De l’autre, le crowdfunding, pour qui le modèle obligataire PSFP a été pensé, où la plateforme est l’intermédiaire entre un financé et un financeur.
Et au milieu, le crowdequity, qui se retrouve on ne sait trop comment coincé entre les deux, alors que son instrument financier n’a rien à voir, qu’il est hautement complexe, et que ses dossiers sont souvent ceux dont personne n’a voulu en venture capital.
Les anciens agréments étaient délivrés par l’ACPR, et donc disponibles sur l’ORIAS, tandis que le nouveau PSFP l’est par l’AMF, donc uniquement sur son site.
Cette logique purement administrative n’a aucun sens pour les investisseurs, et même pour des CGP qui, récemment encore, ne comprenaient pas pourquoi une plateforme agréée était radiée sur l’ORIAS.
Comment imaginez qu’un investisseur retail s’en sorte ?
Quant au crowdequity, après l’avoir longtemps défendu, je pense qu’il ne devrait plus être autorisé auprès du retail dans ces conditions. Les dossiers présentés par les plateformes sont généralement ceux dont personne n’a voulu, les informations sont parcellaires, la classe d’actif trop complexe et les communications trop agressives. Après plusieurs années, nous avons connu énormément d’échecs cuisants et aucune réussite majeure. Sachant que les plateformes n’ont jamais communiqué sur leurs résultats réels (et on comprend pourquoi), nous devons nous interroger sur l’intérêt de laisser les vannes ouvertes.
Définir une réglementation spécifique pour le fractionnement immobilier.
Restreindre l’accès du private equity au retail.
2️⃣ Indicateurs de performance
Plusieurs acteurs aujourd’hui se targuent d’avoir les indicateurs les plus précis du marché, définis par Financement Participatif France, désormais intégré à France Fintech. Spoiler : tout le monde s’en fiche.
On ne va pas voir un avocat pour qu’il nous explique le Code pénal.
On ne va pas voir un garagiste pour comprendre le rôle d’un joint de culasse.
On ne va pas voir un médecin pour décortiquer la métabolisation du magnésium par la taurine.
On s’en fout. Ce qu’on veut, c’est une réponse.
Les indicateurs, que les plateformes déclarent et mettent à jour à leur guise, n’ont jamais été pensés pour les investisseurs mais pour les plateformes et pour E&Y qui fait son baromètre annuel. Savoir que les emprunts faits en 2021 ont 11% qui sont en retard de moins de 6 mois n’a pas d’intérêt pour un investisseur. Pas plus que la moyenne des obligations.

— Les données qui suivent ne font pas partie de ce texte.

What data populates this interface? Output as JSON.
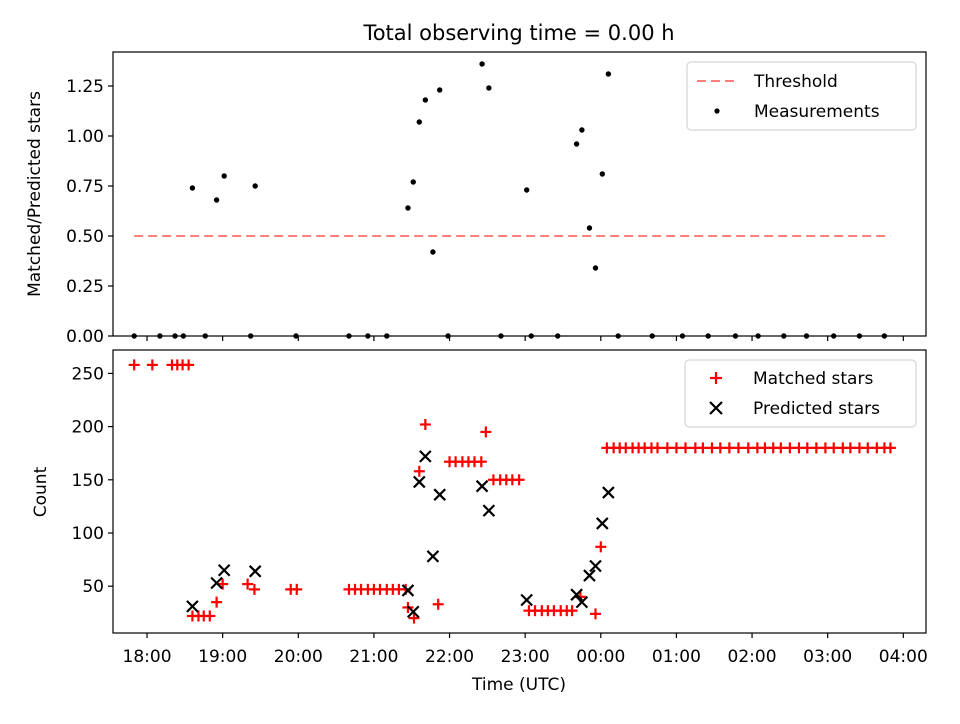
{
  "title": "Total observing time = 0.00 h",
  "colors": {
    "threshold": "#ff7f7f",
    "measurements": "#000000",
    "matched": "#ff0000",
    "predicted": "#000000"
  },
  "chart_data": [
    {
      "type": "scatter",
      "ylabel": "Matched/Predicted stars",
      "xlim": [
        17.55,
        28.3
      ],
      "ylim": [
        0,
        1.42
      ],
      "yticks": [
        0,
        0.25,
        0.5,
        0.75,
        1.0,
        1.25
      ],
      "ytick_labels": [
        "0.00",
        "0.25",
        "0.50",
        "0.75",
        "1.00",
        "1.25"
      ],
      "legend_position": "top-right",
      "threshold": {
        "name": "Threshold",
        "value": 0.5,
        "x_start": 17.83,
        "x_end": 27.83
      },
      "series": [
        {
          "name": "Measurements",
          "x": [
            17.83,
            18.17,
            18.37,
            18.48,
            18.77,
            19.37,
            19.97,
            20.67,
            20.92,
            21.17,
            21.98,
            22.68,
            23.08,
            23.43,
            24.23,
            24.68,
            25.08,
            25.42,
            25.78,
            26.08,
            26.42,
            26.72,
            27.08,
            27.42,
            27.75,
            18.6,
            18.92,
            19.02,
            19.43,
            21.45,
            21.52,
            21.6,
            21.68,
            21.78,
            21.87,
            22.43,
            22.52,
            23.02,
            23.68,
            23.75,
            23.85,
            23.93,
            24.02,
            24.1
          ],
          "y": [
            0,
            0,
            0,
            0,
            0,
            0,
            0,
            0,
            0,
            0,
            0,
            0,
            0,
            0,
            0,
            0,
            0,
            0,
            0,
            0,
            0,
            0,
            0,
            0,
            0,
            0.74,
            0.68,
            0.8,
            0.75,
            0.64,
            0.77,
            1.07,
            1.18,
            0.42,
            1.23,
            1.36,
            1.24,
            0.73,
            0.96,
            1.03,
            0.54,
            0.34,
            0.81,
            1.31
          ]
        }
      ]
    },
    {
      "type": "scatter",
      "ylabel": "Count",
      "xlabel": "Time (UTC)",
      "xlim": [
        17.55,
        28.3
      ],
      "ylim": [
        6,
        272
      ],
      "yticks": [
        50,
        100,
        150,
        200,
        250
      ],
      "xticks": [
        18,
        19,
        20,
        21,
        22,
        23,
        24,
        25,
        26,
        27,
        28
      ],
      "xtick_labels": [
        "18:00",
        "19:00",
        "20:00",
        "21:00",
        "22:00",
        "23:00",
        "00:00",
        "01:00",
        "02:00",
        "03:00",
        "04:00"
      ],
      "legend_position": "top-right",
      "series": [
        {
          "name": "Matched stars",
          "x": [
            17.83,
            18.07,
            18.33,
            18.4,
            18.47,
            18.55,
            18.6,
            18.68,
            18.75,
            18.83,
            18.92,
            19.0,
            19.33,
            19.42,
            19.9,
            19.98,
            20.67,
            20.75,
            20.83,
            20.92,
            21.0,
            21.08,
            21.17,
            21.25,
            21.33,
            21.42,
            21.45,
            21.53,
            21.6,
            21.68,
            21.85,
            22.0,
            22.08,
            22.17,
            22.25,
            22.33,
            22.42,
            22.48,
            22.58,
            22.67,
            22.75,
            22.83,
            22.92,
            23.05,
            23.13,
            23.22,
            23.3,
            23.38,
            23.47,
            23.55,
            23.62,
            23.73,
            23.93,
            24.0,
            24.08,
            24.17,
            24.25,
            24.33,
            24.42,
            24.5,
            24.58,
            24.67,
            24.75,
            24.88,
            25.0,
            25.12,
            25.25,
            25.35,
            25.47,
            25.58,
            25.7,
            25.82,
            25.95,
            26.07,
            26.17,
            26.28,
            26.38,
            26.5,
            26.62,
            26.73,
            26.85,
            26.97,
            27.08,
            27.2,
            27.3,
            27.42,
            27.53,
            27.65,
            27.75,
            27.83
          ],
          "y": [
            258,
            258,
            258,
            258,
            258,
            258,
            22,
            22,
            22,
            22,
            35,
            52,
            52,
            47,
            47,
            47,
            47,
            47,
            47,
            47,
            47,
            47,
            47,
            47,
            47,
            47,
            30,
            20,
            158,
            202,
            33,
            167,
            167,
            167,
            167,
            167,
            167,
            195,
            150,
            150,
            150,
            150,
            150,
            27,
            27,
            27,
            27,
            27,
            27,
            27,
            27,
            40,
            24,
            87,
            180,
            180,
            180,
            180,
            180,
            180,
            180,
            180,
            180,
            180,
            180,
            180,
            180,
            180,
            180,
            180,
            180,
            180,
            180,
            180,
            180,
            180,
            180,
            180,
            180,
            180,
            180,
            180,
            180,
            180,
            180,
            180,
            180,
            180,
            180,
            180
          ]
        },
        {
          "name": "Predicted stars",
          "x": [
            18.6,
            18.92,
            19.02,
            19.43,
            21.45,
            21.52,
            21.6,
            21.68,
            21.78,
            21.87,
            22.43,
            22.52,
            23.02,
            23.68,
            23.75,
            23.85,
            23.93,
            24.02,
            24.1
          ],
          "y": [
            31,
            53,
            65,
            64,
            46,
            26,
            148,
            172,
            78,
            136,
            144,
            121,
            37,
            42,
            35,
            60,
            69,
            109,
            138
          ]
        }
      ]
    }
  ]
}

Ce qu’il faut, c’est avoir de manière claire, visible, et mis à jour régulièrement dans le cas du crowdfunding :
Le taux réel de retard et de défaut ;
Le TRI réel basé sur ce qui a effectivement rendu aux investisseurs.
Pour le fractionnement immobilier, là encore, c’est le foire-west :
Le rendement prend parfois en compte un délai de jouissance ou non, parfois les frais ou non, est parfois calculé depuis la collecte, parfois depuis la mise en commercialisation ;
La rentabilité affichée tient compte d’une revalorisation de marché qui ne repose sur aucun standard, aucune expertise particulière et ressemble vachement à une surenchère.
Ce que l'investissement doit savoir c’est :
À partir de quand il recevra sa part de loyer ;
Avoir un rendement espéré net de frais ;
Et que la rentabilité potentielle ne soit jamais un argument primaire, et qu’elle soit présentée sur plusieurs cas comme c’est le cas pour la majorité des FIA.
Plus globalement les indicateurs doivent être :
Fiables et sincères ;
Précis et réduits ;
Unifiés et réguliers ;
Obligatoires et opposables.
Voila pourquoi il faut :
Définir 2 ou 3 indicateurs communs.
Les rendre obligatoires, et à intervalle régulier.
3️⃣ Sous jacent
Encore aujourd’hui, et c’est le cas à chaque défaut, sur chaque groupe Facebook ou Discord d’investisseurs, des tas de gens pensent avoir investi dans l’immobilier, terme dont les plateformes usent et abusent.
La réalité, tous les pros la connaissent : ces plateformes financent des PME, dont le métier est l’immobilier. Mais le risque n’est pas celui de l’immobilier. C’est un risque de financement de PME et opérationnel.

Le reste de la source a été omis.